Oct 12, 2011

Theology 101 For Preschoolers

Immaculate Conception Church, Panjim (Goa)
Two common and connected themes regularly run through our travels thus far—religion and theology.  In SEA, South Asia, and India they do not just exist 1 day a week in ‘special buildings’ but are overtones in the day to day life.  Buddhism was the main one in Thailand, Cambodia, Vietnam and Bali, where daily offering rituals with incense are made by its followers and their orange and red-robed monks seek food and alms in the streets.  Hinduism is India’s main religion and represents approximately 82% of its population (LP. South India, 2009).  Aside from the many colourful temple ‘gopurams’, some which soar high into the sky, religious processions can often be seen (and heard) dancing through the neighbourhood.  Muslims are represented in all of the countries that we’ve visited.  Their mosques stand distinctive as do their clothing, particularly when the women are in full hajab.  Catholicism is the main practice in the Philippines, in Vietnam and parts of South India, especially in the states of Tamil Nadu, Kerala & Goa.  We’ve visited so many churches, cathedrals and basilicas, especially while in India, each unique and beautiful.  It was just a matter of time before our ever-observant and ever-inquisitive children began to question what all this was about.  

Se Caterina Cathedral, Old Goa (Goa)

Sacred Heart Cathedral, Pondicherry (Tamil Nadu)
Inside Church at Kanyakumari (Tamil Nadu)
Lourdes Church, Trichy (Tamil Nadu)

While we have a basic general knowledge about the first 3 religions, it’s Catholicism that we probably should and do know more about, according to our families at least. And so it started.  I inadvertently say, ‘Jesus’, (but not in a nice way).  I catch myself, and clarify for the offspring (OS) present that, ‘Jesus is a grown-up word, please don’t say it unless you are in church or speaking about Baby Jesus.’ OS:Mommy, who is Baby Jesus?’  ‘That’s Him on the cross.’  OS:Why is He on the cross?’  I think the term of what has just occurred is known in the ‘parents’ circles’ as ‘unschooling’:  learning unconventionally, in our case through experiences gained as a result of our travels.  We’ve covered the ‘Stations of the Cross’ as well as Death, Heaven, Hell, Angels, God (versus the many Hindu gods) the true meaning of Christmas and Easter and even the subject of reincarnation.  The discussions reignite with every church and (to a lesser degrees) temple we go into, but sometimes just randomly through our day too especially if we have ‘down-time’ like while walking, riding on a scooter or sitting on a bus/train/tuk tuk.  

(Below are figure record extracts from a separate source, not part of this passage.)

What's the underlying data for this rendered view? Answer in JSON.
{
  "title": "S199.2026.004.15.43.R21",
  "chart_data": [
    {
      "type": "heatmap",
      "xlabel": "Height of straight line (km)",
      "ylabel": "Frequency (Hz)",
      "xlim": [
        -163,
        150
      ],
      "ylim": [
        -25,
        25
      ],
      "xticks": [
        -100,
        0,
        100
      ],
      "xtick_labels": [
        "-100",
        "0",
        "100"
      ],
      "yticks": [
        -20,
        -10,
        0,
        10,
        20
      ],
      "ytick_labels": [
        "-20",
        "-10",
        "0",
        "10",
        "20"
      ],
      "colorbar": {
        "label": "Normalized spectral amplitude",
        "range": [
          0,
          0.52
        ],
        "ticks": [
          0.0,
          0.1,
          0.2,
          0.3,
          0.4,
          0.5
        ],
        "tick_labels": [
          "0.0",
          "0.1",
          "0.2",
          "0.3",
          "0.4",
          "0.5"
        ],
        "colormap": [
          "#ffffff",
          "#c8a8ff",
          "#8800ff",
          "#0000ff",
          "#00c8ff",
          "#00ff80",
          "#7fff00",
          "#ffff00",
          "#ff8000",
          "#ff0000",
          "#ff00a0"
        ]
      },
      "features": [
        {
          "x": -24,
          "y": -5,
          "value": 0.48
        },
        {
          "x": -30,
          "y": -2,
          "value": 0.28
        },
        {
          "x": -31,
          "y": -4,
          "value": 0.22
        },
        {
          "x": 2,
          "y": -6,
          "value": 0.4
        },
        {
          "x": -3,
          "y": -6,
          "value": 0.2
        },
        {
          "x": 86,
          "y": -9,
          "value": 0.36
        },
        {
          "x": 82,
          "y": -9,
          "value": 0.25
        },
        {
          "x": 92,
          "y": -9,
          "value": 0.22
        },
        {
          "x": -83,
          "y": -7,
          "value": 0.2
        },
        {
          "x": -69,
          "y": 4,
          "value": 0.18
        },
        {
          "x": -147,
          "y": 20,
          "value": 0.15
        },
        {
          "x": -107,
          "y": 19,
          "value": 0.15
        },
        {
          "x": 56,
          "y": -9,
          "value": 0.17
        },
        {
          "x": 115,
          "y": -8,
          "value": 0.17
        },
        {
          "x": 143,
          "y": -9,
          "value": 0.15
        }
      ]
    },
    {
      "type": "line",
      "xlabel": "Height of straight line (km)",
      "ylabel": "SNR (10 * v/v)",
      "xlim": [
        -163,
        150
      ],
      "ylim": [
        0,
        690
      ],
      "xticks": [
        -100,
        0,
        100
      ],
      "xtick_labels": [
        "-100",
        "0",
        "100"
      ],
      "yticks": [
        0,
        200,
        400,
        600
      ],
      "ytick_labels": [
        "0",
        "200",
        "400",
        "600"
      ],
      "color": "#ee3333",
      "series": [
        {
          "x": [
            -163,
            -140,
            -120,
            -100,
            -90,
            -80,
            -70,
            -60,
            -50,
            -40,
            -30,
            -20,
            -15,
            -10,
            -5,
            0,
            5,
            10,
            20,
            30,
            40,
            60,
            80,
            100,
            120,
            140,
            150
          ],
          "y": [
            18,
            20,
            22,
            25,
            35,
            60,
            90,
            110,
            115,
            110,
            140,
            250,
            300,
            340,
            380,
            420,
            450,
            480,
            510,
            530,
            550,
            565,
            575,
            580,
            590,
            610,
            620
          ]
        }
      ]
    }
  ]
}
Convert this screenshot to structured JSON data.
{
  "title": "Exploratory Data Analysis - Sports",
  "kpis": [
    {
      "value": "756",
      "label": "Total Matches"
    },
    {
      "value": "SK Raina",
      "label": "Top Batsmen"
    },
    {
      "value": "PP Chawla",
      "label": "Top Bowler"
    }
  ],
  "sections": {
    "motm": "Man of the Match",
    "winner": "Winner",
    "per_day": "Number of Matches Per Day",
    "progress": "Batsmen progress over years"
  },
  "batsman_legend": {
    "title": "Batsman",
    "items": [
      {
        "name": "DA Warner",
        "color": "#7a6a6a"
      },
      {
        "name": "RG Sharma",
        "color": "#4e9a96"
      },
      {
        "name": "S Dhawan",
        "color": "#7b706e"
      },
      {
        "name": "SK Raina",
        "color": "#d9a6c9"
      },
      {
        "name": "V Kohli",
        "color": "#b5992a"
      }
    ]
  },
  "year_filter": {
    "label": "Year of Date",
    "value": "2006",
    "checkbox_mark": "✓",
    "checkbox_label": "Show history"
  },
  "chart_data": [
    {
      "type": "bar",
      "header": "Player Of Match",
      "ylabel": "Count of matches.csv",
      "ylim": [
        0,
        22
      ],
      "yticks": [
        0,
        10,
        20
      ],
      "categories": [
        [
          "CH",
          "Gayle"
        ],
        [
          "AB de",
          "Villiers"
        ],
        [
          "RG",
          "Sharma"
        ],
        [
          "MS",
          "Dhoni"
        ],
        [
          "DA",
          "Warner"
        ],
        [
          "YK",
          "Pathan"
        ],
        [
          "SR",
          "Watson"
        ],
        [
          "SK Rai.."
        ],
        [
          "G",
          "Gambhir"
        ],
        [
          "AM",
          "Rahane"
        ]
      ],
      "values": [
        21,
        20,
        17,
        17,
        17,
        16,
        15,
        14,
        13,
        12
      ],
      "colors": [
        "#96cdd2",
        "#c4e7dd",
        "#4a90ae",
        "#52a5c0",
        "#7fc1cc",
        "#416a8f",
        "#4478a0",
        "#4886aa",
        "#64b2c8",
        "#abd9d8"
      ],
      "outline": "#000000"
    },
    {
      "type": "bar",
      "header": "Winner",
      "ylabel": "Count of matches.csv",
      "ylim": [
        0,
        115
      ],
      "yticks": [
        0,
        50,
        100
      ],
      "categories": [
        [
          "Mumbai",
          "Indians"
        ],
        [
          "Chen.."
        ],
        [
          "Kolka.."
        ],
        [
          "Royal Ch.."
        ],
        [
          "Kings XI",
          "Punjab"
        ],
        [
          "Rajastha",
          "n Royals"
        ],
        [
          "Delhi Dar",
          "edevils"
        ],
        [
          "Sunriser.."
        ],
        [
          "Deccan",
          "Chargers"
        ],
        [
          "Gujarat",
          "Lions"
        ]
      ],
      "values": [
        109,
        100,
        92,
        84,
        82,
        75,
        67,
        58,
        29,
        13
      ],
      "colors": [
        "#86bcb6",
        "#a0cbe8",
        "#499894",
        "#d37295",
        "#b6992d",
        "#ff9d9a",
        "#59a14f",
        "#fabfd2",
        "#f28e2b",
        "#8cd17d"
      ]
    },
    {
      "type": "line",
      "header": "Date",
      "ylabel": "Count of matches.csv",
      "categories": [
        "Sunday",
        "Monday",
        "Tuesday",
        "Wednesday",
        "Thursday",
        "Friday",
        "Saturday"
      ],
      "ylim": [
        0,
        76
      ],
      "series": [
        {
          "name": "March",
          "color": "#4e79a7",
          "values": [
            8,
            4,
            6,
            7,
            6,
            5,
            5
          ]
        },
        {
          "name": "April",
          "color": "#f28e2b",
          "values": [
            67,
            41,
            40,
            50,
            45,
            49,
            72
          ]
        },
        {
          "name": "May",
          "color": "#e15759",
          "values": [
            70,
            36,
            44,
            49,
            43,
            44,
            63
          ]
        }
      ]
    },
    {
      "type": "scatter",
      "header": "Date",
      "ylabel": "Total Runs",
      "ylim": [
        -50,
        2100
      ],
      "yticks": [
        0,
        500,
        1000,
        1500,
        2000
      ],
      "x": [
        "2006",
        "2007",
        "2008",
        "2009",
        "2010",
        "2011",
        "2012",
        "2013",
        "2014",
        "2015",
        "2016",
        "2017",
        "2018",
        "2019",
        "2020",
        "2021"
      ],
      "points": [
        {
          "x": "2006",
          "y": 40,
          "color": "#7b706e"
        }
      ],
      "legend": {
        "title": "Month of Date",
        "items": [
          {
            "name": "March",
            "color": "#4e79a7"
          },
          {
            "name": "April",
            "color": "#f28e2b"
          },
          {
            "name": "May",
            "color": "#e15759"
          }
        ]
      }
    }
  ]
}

Inside Santa Cruz Basilica, Fort Cochin (Kerala)

Shrine on street corner, Fort Cochin (Kerala)

I am happy to report that I have remembered a surprisingly amount of theology from many years of religious education that I am passing on to my children.  I had never envisioned that I would ever be doing this, given that I haven’t been ‘practicing’ for years.  If we hadn’t gone one this trip, I’m not convinced that these conversations would have occurred anyway.  In Australia, we just wouldn’t be visiting so many churches and religion in general isn’t as ‘present’ day to day in ‘western’ society.  Not sure where this road will lead but if it continues, we may have to seek ‘professionals’ when we get home to better answer their questions!

At Nha Trang, Vietnam

Buddhist Monks, Kampot (Cambodia)
Catholic Church, Vigan (Philippines)

Hindu Festival, Colombo (Sri Lanka)
Biggest Temple in India, Sri Ranganathaswamy (Trichy)

Hindu tradition in Tamil Nadu & Karnataka to bring good fortune and wealth


  1. Fantastic thoughts and photos, it's such a challenge to present options rather than brainwashing to little ones isn't it!

  2. And travel offers an abundance of options to present too! We found the real challenge was to be able to offer a bit of an explaination without being too in-depth or too vague in light of the 3.5yr old and 5yr old audience!

    Thanks for visiting and your comment Natasha!